How to compress an image
- Add your images Drag your photos onto the box above, or click to choose them from your device.
- Set the quality Drag the Quality slider. Around 70–80 keeps photos looking crisp while cutting most of the file size.
- Optionally resize Set a maximum width or height to downscale oversized images — handy for web pages and email.
- Compress the files Click Process files and watch the progress bar as each image is compressed.
- Download the results Download each result, or click Download all (.zip) to save the whole batch at once.
When to use image compression
- Faster websites: smaller images improve page-load speed and Core Web Vitals, which helps both visitors and search rankings.
- Email & messaging: get under the typical 25 MB attachment limit without cropping anything out.
- Storage & backups: reclaim space on your phone, laptop or cloud drive by trimming years of oversized photos.
- Marketplaces & forms: meet strict per-file size limits on listing sites, job applications and government portals.

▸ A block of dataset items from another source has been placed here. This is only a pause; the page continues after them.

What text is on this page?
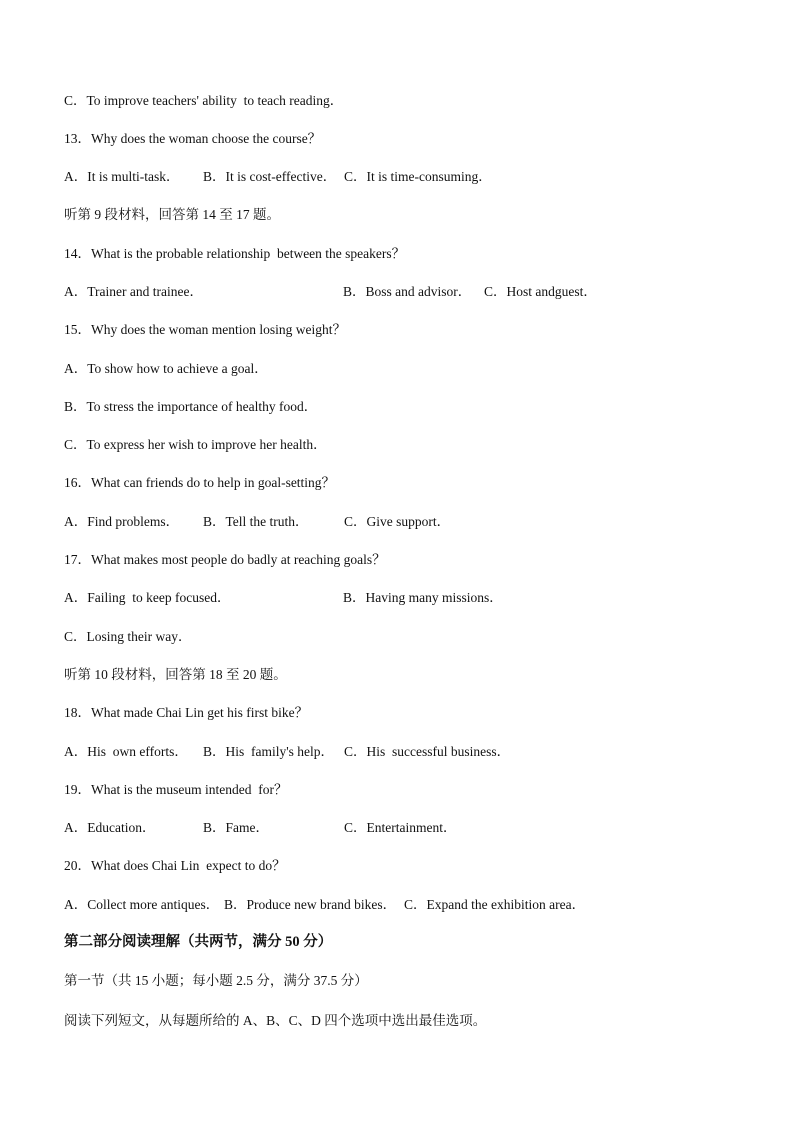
C．To improve teachers' ability  to teach reading．
13．Why does the woman choose the course？

A．It is multi-task．

B．It is cost-effective．

C．It is time-consuming．

听第 9 段材料，回答第 14 至 17 题。
14．What is the probable relationship  between the speakers？

A．Trainer and trainee．

	B．Boss and advisor．

C．Host andguest．

15．Why does the woman mention losing weight？
A．To show how to achieve a goal．
B．To stress the importance of healthy food．
C．To express her wish to improve her health．
16．What can friends do to help in goal-setting？

A．Find problems．

B．Tell the truth．

	C．Give support．

17．What makes most people do badly at reaching goals？

A．Failing  to keep focused．

	B．Having many missions．

C．Losing their way．
听第 10 段材料，回答第 18 至 20 题。
18．What made Chai Lin get his first bike？

A．His  own efforts．

B．His  family's help．

C．His  successful business．

19．What is the museum intended  for？

A．Education．

	B．Fame．

	C．Entertainment．

20．What does Chai Lin  expect to do？

A．Collect more antiques．

B．Produce new brand bikes．

C．Expand the exhibition area．

第二部分阅读理解（共两节，满分 50 分）
第一节（共 15 小题；每小题 2.5 分，满分 37.5 分）
阅读下列短文，从每题所给的 A、B、C、D 四个选项中选出最佳选项。
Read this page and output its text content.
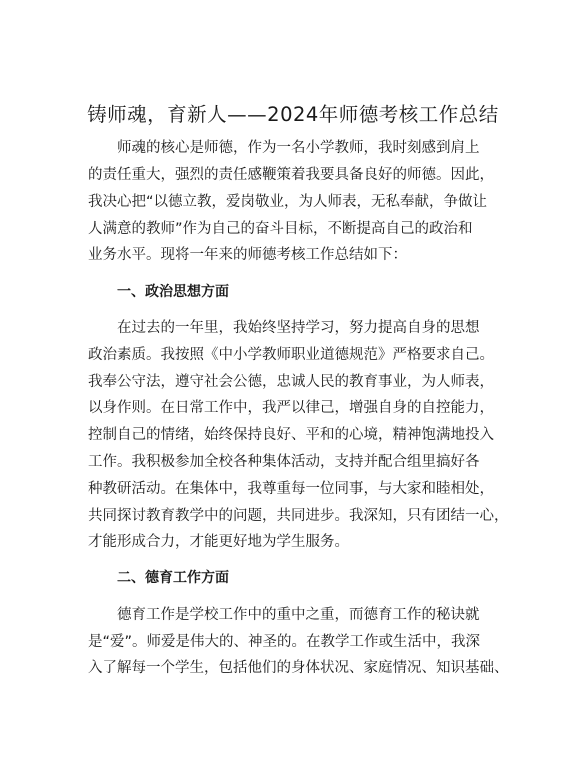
铸师魂，育新人——2024年师德考核工作总结
师魂的核心是师德，作为一名小学教师，我时刻感到肩上
的责任重大，强烈的责任感鞭策着我要具备良好的师德。因此，
我决心把“以德立教，爱岗敬业，为人师表，无私奉献，争做让
人满意的教师”作为自己的奋斗目标，不断提高自己的政治和
业务水平。现将一年来的师德考核工作总结如下：
一、政治思想方面
在过去的一年里，我始终坚持学习，努力提高自身的思想
政治素质。我按照《中小学教师职业道德规范》严格要求自己。
我奉公守法，遵守社会公德，忠诚人民的教育事业，为人师表，
以身作则。在日常工作中，我严以律己，增强自身的自控能力，
控制自己的情绪，始终保持良好、平和的心境，精神饱满地投入
工作。我积极参加全校各种集体活动，支持并配合组里搞好各
种教研活动。在集体中，我尊重每一位同事，与大家和睦相处，
共同探讨教育教学中的问题，共同进步。我深知，只有团结一心，
才能形成合力，才能更好地为学生服务。
二、德育工作方面
德育工作是学校工作中的重中之重，而德育工作的秘诀就
是“爱”。师爱是伟大的、神圣的。在教学工作或生活中，我深
入了解每一个学生，包括他们的身体状况、家庭情况、知识基础、
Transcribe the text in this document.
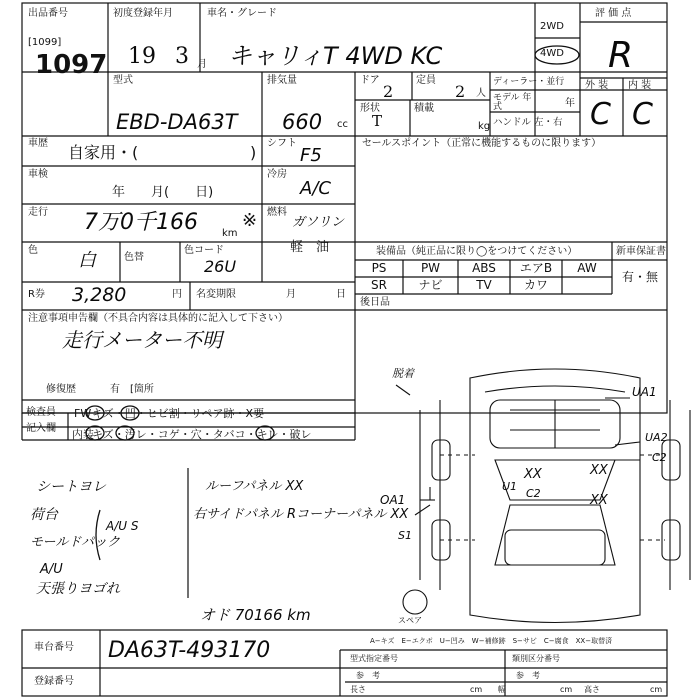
出品番号
[1099]
1097
初度登録年月
19 3 月
車名・グレード
キャリィT 4WD KC
2WD
4WD
評 価 点
R
型式
EBD-DA63T
排気量
660 cc
ドア
2
定員
2 人
形状
T
積載
kg
ディーラー・並行
モデル 年式	年
ハンドル 左・右
外 装 内 装
C C
車歴 自家用・(	) シフト
F5
セールスポイント（正常に機能するものに限ります）
車検
年　　月(　　日)
冷房
A/C
走行 7万0千166 km
※ 燃料
ガソリン
軽　油
色 白	色替
色コード
26U
R券 3,280	円 名変期限	月	日
装備品（純正品に限り◯をつけてください）	新車保証書
有・無
PS	PW	ABS	エアB	AW
SR	ナビ	TV	カワ
後日品
注意事項申告欄（不具合内容は具体的に記入して下さい）
走行メーター不明
修復歴	有　[箇所
検査員
記入欄
FW キズ・凹・ヒビ割・リペア跡・X要
内装
キズ・汚レ・コゲ・穴・タバコ・キレ・破レ
シートヨレ
荷台
モールドパック
A/U
天張りヨゴれ
A/U S
ルーフパネル XX
右サイドパネル Rコーナーパネル XX
オド 70166 km
脱着
UA1
UA2
C2
U1
XX
C2
XX
XX
OA1
S1
スペア
車台番号 DA63T-493170
登録番号
A−キズ　E−エクボ　U−凹み　W−補修跡　S−サビ　C−腐食　XX−取替済
型式指定番号	類別区分番号
参　考	参　考
長さ	cm 幅	cm 高さ	cm
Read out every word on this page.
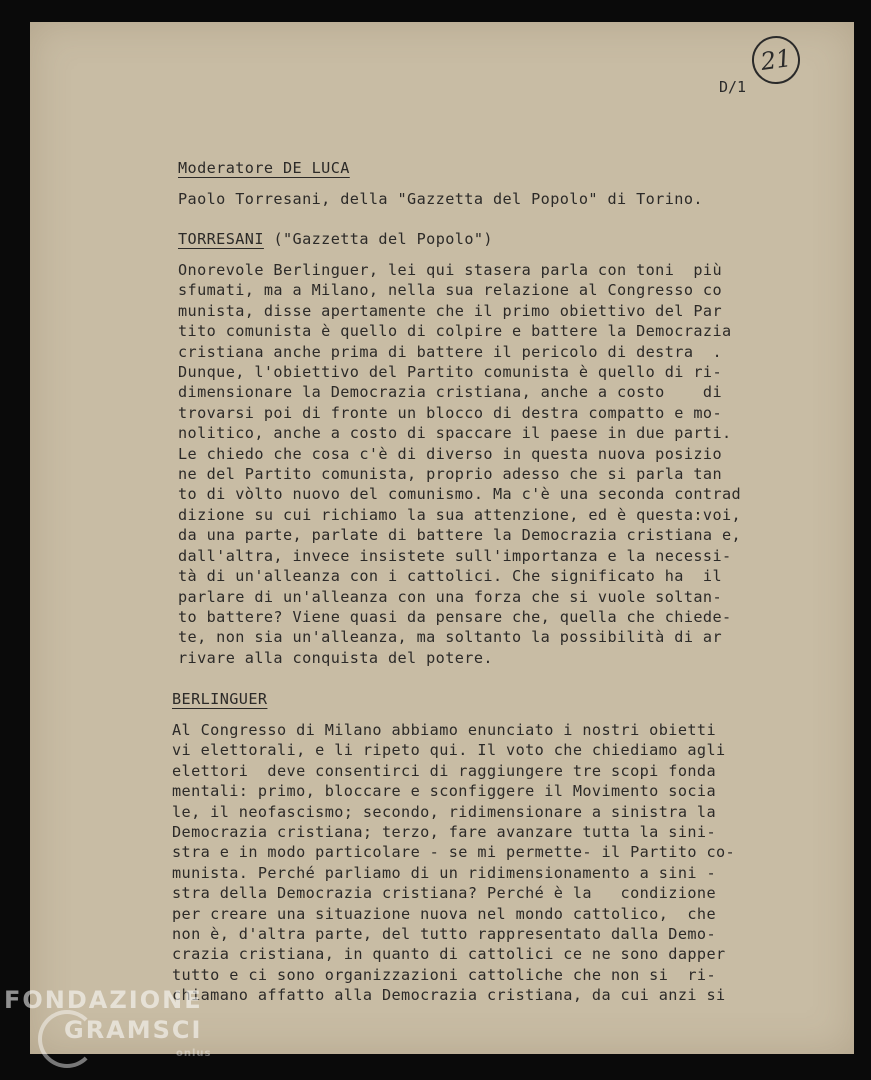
21
D/1
Moderatore DE LUCA
Paolo Torresani, della "Gazzetta del Popolo" di Torino.
TORRESANI ("Gazzetta del Popolo")
Onorevole Berlinguer, lei qui stasera parla con toni  più
sfumati, ma a Milano, nella sua relazione al Congresso co
munista, disse apertamente che il primo obiettivo del Par
tito comunista è quello di colpire e battere la Democrazia
cristiana anche prima di battere il pericolo di destra  .
Dunque, l'obiettivo del Partito comunista è quello di ri-
dimensionare la Democrazia cristiana, anche a costo    di
trovarsi poi di fronte un blocco di destra compatto e mo-
nolitico, anche a costo di spaccare il paese in due parti.
Le chiedo che cosa c'è di diverso in questa nuova posizio
ne del Partito comunista, proprio adesso che si parla tan
to di vòlto nuovo del comunismo. Ma c'è una seconda contrad
dizione su cui richiamo la sua attenzione, ed è questa:voi,
da una parte, parlate di battere la Democrazia cristiana e,
dall'altra, invece insistete sull'importanza e la necessi-
tà di un'alleanza con i cattolici. Che significato ha  il
parlare di un'alleanza con una forza che si vuole soltan-
to battere? Viene quasi da pensare che, quella che chiede-
te, non sia un'alleanza, ma soltanto la possibilità di ar
rivare alla conquista del potere.
BERLINGUER
Al Congresso di Milano abbiamo enunciato i nostri obietti
vi elettorali, e li ripeto qui. Il voto che chiediamo agli
elettori  deve consentirci di raggiungere tre scopi fonda
mentali: primo, bloccare e sconfiggere il Movimento socia
le, il neofascismo; secondo, ridimensionare a sinistra la
Democrazia cristiana; terzo, fare avanzare tutta la sini-
stra e in modo particolare - se mi permette- il Partito co-
munista. Perché parliamo di un ridimensionamento a sini -
stra della Democrazia cristiana? Perché è la   condizione
per creare una situazione nuova nel mondo cattolico,  che
non è, d'altra parte, del tutto rappresentato dalla Demo-
crazia cristiana, in quanto di cattolici ce ne sono dapper
tutto e ci sono organizzazioni cattoliche che non si  ri-
chiamano affatto alla Democrazia cristiana, da cui anzi si
FONDAZIONE
GRAMSCI
onlus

Quality, resizing and the never-bigger guarantee
Lower quality values trade a little visual detail for a much smaller file; the sweet spot for most photographs is 60–80. PNG files are compressed losslessly, so the quality slider does not affect them. If you also set a maximum width or height, the image is scaled down with a high-quality filter while its aspect ratio is preserved, and small images are left untouched when “Don’t enlarge” is ticked. When you keep the original format and skip resizing, the compressor will never hand back a file larger than the one you started with — if re-encoding would not save space, you simply get your original bytes.